Mancini yang konon meyakini hal-hal irasional, sepertinya ingin menularkan spirit hidup Gianluca Vialli sang sahabat yang jatuh bangun melawan kanker tetapi juga merupakan pribadi berkemauan kuat di lapangan hijau, ke dalam timnas.
Mancini juga menyadari ada hal yang kurang dari dirinya tetapi bisa ditutupi oleh Vialli, sehingga memimpin timnas bisa sempurna. Kebutuhan Mancini kepada Vialli sudah seperti yin dan yang dalam filosofi China, yakni tentang hidup seimbang.

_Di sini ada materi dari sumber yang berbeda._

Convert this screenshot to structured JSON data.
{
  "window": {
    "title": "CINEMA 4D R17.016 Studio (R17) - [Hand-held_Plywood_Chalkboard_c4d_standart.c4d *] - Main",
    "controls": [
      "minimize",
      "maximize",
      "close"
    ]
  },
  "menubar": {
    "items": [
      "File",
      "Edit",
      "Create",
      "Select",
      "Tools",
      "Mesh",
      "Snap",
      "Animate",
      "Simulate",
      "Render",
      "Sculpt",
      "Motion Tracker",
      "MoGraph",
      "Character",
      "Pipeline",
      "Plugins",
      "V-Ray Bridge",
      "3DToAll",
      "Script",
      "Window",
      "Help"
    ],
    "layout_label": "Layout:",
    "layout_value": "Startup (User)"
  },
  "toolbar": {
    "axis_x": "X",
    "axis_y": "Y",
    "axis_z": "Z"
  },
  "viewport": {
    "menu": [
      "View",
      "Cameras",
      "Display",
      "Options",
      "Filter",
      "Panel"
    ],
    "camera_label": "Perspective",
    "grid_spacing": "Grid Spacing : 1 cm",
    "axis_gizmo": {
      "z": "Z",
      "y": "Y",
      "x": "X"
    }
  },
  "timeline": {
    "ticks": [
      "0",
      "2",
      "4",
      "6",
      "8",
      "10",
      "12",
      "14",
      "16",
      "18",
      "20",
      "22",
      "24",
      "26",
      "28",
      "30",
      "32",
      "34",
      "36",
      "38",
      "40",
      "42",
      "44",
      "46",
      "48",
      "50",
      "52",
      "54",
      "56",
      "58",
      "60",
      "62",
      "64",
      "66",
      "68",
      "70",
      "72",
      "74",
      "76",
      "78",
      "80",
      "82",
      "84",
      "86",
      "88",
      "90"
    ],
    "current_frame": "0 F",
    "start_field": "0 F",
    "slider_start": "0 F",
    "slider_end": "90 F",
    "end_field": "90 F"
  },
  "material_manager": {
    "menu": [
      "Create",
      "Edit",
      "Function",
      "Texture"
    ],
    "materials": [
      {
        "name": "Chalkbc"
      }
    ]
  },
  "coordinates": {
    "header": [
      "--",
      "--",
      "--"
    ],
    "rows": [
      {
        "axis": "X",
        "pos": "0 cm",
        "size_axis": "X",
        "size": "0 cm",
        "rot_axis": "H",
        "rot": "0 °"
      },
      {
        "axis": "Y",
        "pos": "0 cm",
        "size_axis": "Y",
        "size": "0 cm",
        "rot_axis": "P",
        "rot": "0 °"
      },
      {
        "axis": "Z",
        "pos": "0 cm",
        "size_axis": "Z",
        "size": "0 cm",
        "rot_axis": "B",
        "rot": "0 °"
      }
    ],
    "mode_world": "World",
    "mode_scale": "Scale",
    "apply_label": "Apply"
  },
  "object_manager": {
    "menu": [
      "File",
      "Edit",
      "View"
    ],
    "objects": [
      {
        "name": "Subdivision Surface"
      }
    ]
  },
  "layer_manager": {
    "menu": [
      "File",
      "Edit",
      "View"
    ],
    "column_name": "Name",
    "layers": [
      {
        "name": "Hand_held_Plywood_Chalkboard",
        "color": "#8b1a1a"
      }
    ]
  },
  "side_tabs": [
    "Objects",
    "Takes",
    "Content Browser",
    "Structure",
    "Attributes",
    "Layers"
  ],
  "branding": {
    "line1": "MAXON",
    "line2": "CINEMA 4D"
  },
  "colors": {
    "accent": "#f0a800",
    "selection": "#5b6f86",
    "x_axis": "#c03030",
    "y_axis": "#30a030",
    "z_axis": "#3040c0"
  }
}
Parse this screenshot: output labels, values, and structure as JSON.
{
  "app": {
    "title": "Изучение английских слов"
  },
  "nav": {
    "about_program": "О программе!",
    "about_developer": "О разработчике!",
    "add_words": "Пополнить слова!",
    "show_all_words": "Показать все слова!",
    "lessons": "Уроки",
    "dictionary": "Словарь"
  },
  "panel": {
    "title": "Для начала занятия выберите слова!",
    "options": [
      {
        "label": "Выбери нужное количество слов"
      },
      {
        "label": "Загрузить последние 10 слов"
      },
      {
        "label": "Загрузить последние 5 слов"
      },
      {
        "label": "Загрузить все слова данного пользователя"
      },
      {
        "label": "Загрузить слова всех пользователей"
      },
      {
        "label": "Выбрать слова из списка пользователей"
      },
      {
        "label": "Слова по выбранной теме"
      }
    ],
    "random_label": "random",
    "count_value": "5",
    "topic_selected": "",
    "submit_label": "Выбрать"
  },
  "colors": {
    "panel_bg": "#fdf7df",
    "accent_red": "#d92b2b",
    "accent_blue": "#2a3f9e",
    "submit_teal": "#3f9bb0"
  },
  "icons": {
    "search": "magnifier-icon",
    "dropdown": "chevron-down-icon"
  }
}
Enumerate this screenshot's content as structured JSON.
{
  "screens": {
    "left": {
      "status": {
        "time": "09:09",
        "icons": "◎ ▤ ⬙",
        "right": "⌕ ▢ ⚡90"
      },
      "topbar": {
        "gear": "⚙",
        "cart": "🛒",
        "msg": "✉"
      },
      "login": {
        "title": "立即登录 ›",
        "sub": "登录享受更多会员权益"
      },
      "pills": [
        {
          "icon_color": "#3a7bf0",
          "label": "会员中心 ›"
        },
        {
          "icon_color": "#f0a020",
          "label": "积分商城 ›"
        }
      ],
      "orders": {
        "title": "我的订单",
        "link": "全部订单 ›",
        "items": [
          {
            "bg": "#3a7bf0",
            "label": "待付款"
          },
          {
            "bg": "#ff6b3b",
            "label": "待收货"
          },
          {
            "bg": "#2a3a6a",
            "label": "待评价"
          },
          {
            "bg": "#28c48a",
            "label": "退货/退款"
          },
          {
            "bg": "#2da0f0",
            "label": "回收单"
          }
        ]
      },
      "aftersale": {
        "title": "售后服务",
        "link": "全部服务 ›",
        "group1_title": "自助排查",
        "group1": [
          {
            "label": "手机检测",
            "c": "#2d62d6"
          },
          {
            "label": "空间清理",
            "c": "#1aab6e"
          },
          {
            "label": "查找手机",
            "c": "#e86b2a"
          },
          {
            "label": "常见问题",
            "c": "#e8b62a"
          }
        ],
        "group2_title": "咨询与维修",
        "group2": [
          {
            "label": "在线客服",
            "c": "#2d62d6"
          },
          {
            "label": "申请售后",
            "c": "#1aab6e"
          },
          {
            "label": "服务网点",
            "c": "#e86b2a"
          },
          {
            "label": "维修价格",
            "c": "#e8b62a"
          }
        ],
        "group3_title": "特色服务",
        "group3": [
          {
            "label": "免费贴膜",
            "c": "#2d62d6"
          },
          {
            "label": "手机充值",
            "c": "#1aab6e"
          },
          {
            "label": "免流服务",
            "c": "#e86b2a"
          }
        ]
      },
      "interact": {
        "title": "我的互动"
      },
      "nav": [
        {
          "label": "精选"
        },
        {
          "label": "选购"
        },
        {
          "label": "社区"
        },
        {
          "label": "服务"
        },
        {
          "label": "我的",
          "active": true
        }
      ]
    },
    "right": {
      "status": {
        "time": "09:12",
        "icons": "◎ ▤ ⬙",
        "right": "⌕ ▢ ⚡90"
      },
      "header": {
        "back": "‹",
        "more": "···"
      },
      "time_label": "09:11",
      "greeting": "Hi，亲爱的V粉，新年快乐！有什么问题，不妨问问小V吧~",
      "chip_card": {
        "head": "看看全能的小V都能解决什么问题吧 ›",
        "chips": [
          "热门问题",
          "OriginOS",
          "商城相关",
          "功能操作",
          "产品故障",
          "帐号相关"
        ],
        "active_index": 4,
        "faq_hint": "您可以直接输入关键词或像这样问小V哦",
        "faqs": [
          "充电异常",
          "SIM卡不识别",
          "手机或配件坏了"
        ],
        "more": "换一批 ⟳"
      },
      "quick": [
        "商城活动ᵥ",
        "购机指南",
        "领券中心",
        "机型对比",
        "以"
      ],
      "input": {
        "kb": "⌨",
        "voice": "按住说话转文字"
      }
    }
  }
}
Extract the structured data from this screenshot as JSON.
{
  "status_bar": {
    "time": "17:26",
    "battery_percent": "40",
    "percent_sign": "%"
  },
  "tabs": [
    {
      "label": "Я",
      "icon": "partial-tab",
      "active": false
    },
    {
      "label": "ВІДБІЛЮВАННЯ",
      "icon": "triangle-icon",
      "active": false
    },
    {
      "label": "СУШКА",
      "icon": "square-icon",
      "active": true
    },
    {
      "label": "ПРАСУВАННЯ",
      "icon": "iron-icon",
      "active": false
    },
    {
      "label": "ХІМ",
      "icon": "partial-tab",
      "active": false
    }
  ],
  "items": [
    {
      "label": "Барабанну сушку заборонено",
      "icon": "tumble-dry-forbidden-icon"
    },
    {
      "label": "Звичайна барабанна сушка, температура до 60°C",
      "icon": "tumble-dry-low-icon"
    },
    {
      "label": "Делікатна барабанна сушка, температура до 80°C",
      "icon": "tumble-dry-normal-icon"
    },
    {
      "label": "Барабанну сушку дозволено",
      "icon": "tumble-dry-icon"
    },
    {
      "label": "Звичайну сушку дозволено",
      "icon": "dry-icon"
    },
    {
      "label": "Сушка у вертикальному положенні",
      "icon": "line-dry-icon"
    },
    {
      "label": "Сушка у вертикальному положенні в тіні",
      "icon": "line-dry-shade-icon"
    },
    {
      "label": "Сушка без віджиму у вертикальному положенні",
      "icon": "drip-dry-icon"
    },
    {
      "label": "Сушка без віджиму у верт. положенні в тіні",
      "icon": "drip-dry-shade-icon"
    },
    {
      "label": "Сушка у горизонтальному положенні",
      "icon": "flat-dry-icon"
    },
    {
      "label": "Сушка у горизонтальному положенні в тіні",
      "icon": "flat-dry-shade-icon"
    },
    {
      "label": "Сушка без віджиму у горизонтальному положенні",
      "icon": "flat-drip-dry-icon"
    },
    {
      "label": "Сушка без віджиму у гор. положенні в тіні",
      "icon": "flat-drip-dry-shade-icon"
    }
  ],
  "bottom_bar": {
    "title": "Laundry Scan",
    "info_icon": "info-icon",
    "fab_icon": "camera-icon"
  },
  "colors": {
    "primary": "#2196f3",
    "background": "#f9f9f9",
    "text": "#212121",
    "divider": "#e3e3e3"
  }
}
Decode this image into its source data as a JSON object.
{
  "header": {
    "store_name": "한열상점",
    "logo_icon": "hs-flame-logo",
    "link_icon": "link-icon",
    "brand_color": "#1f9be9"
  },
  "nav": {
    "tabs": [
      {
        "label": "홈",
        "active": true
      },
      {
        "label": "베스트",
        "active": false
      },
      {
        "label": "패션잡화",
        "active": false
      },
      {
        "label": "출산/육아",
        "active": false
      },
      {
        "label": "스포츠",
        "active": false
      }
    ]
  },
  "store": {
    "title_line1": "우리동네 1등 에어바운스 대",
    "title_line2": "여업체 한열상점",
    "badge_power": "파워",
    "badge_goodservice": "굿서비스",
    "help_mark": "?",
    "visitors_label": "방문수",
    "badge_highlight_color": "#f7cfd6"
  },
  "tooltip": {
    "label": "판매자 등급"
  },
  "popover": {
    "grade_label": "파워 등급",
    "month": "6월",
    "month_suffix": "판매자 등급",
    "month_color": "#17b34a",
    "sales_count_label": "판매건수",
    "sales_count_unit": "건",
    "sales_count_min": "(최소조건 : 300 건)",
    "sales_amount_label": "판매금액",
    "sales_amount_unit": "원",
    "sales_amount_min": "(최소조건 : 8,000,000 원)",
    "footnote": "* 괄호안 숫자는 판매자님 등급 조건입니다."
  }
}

Mancini yang introvert disempurnakan oleh Vialli yang ekstrovert. Mancin “yin”, Vialli “yang”. Mancini air, Vially api. Mancini malam, Vially siang. Dan kesalingmelengkapi di antara mereka ini sudah menjadi pengetahuan umum bagi anggota skuad Azzurri yang baru saja menjuarai Euro 2020 itu.
Mereka tak saja dilatih mengenai strategi dan teknik sepak bola, namun juga dianugerahi teladan kebersamaan, persahabatan dan bagaimana menghadapi situasi apa pun termasuk keadaan yang paling membuat frustrasi seperti luka karena tak bisa bermain pada Piala Dunia 2018 dan derita bangsa akibat pandemi yang merenggut 128.000 nyawa di Italia.
"Dia akan membenci saya karena mengatakan ini, tetapi biarlah," kata bek kanan Alessandro Florenzi tak lama setelah final melawan Inggris itu. "Orang mesti tahu ini. Kami mendapatkan teladan yang mengajari kami bagaimana harusnya menjalani hidup, dalam momen apa pun, dalam situasi apa pun.”
“Dan saya lagi membicarakan Gianluca Vialli. Bagi kami, dia spesial. Tanpa dia, dan tanpa Mancini dan pelatih-pelatih lain, kemenangan ini tak ada artinya. Dia teladan hidup. Saya tahu dia akan marah, tapi saya harus bilang soal ini."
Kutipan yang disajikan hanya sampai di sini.